For read requests, always check expires_at in the metadata before serving content. Even if the cleanup job hasn't run yet, the service should return 410 Gone for expired pastes.

#Scaling

The architecture naturally scales in the right places:

Paste Service: Stateless, scale horizontally with more instances. See Scaling: Vertical vs Horizontal for details.
SQL Database: Read replicas for read-heavy metadata queries. Master handles writes.
Object Storage (S3): Scales automatically. No action needed.
CDN: Scales automatically. The more traffic, the better the cache hit ratio.

The read path is the hot path. CDN handles the bulk of content reads. SQL read replicas handle metadata reads. Your Paste Service instances handle the coordination.

#Common Interview Mistakes

#Mistake 1: Storing paste content in SQL

"I'll put the text in a TEXT column."

Problem: Your database grows to hundreds of terabytes. Queries slow down. Backups take forever. Storage costs explode.

Better: Store a storage key in SQL (~200 bytes), put the actual content in S3.

#Mistake 2: Forgetting about object storage entirely

"I'll just use a NoSQL database for everything."

Problem: Even NoSQL databases have row size limits and cost more than object storage. You're paying 5-15x more per GB for no reason.

Better: Use object storage for content, database for metadata. See Object Storage & CDN.

#Mistake 3: No CDN for read-heavy content

"Users will just fetch from S3 directly."

Problem: S3 origin has ~200ms latency for distant users. Popular pastes hammer S3 repeatedly. No edge caching.

Better: Put a CDN in front of S3. Immutable content + read-heavy traffic = perfect CDN use case.

#Mistake 4: Overcomplicating the write path

"I'll add Kafka, a write-ahead log, and event sourcing..."

Problem: Pastebin writes are simple. Generate ID, store metadata, upload content. Adding message queues and event sourcing is unnecessary complexity.

Better: Keep the write path simple and synchronous. Save complexity for where it matters (reads, caching, scaling).

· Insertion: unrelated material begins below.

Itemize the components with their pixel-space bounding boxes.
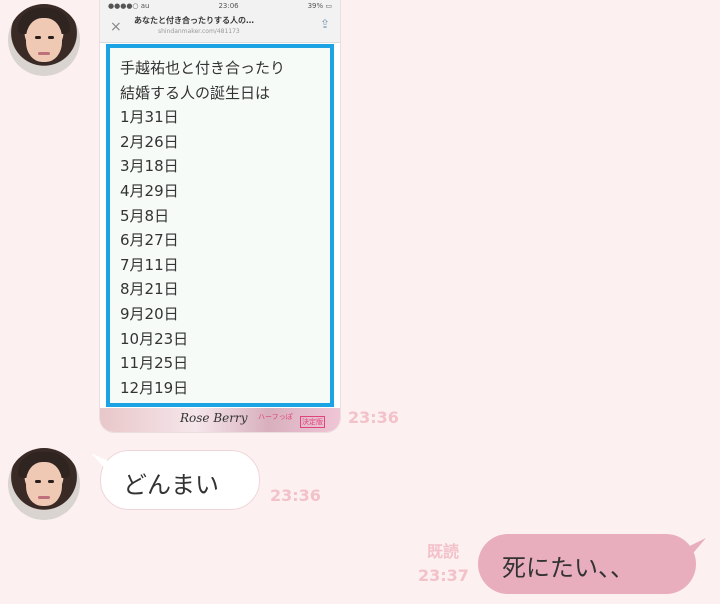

#Mistake 5: Not discussing content size limits

"Users can paste anything they want."

Problem: Without limits, one user uploads a 1GB file and your system falls over.

Better: Set a max paste size (e.g., 10MB). Validate on the server side. Return 400 for oversized content.

Interview golden rule:

Don't just list components. Explain WHY you're separating metadata from content, WHY object storage over SQL for blobs, and HOW the CDN makes read-heavy traffic manageable.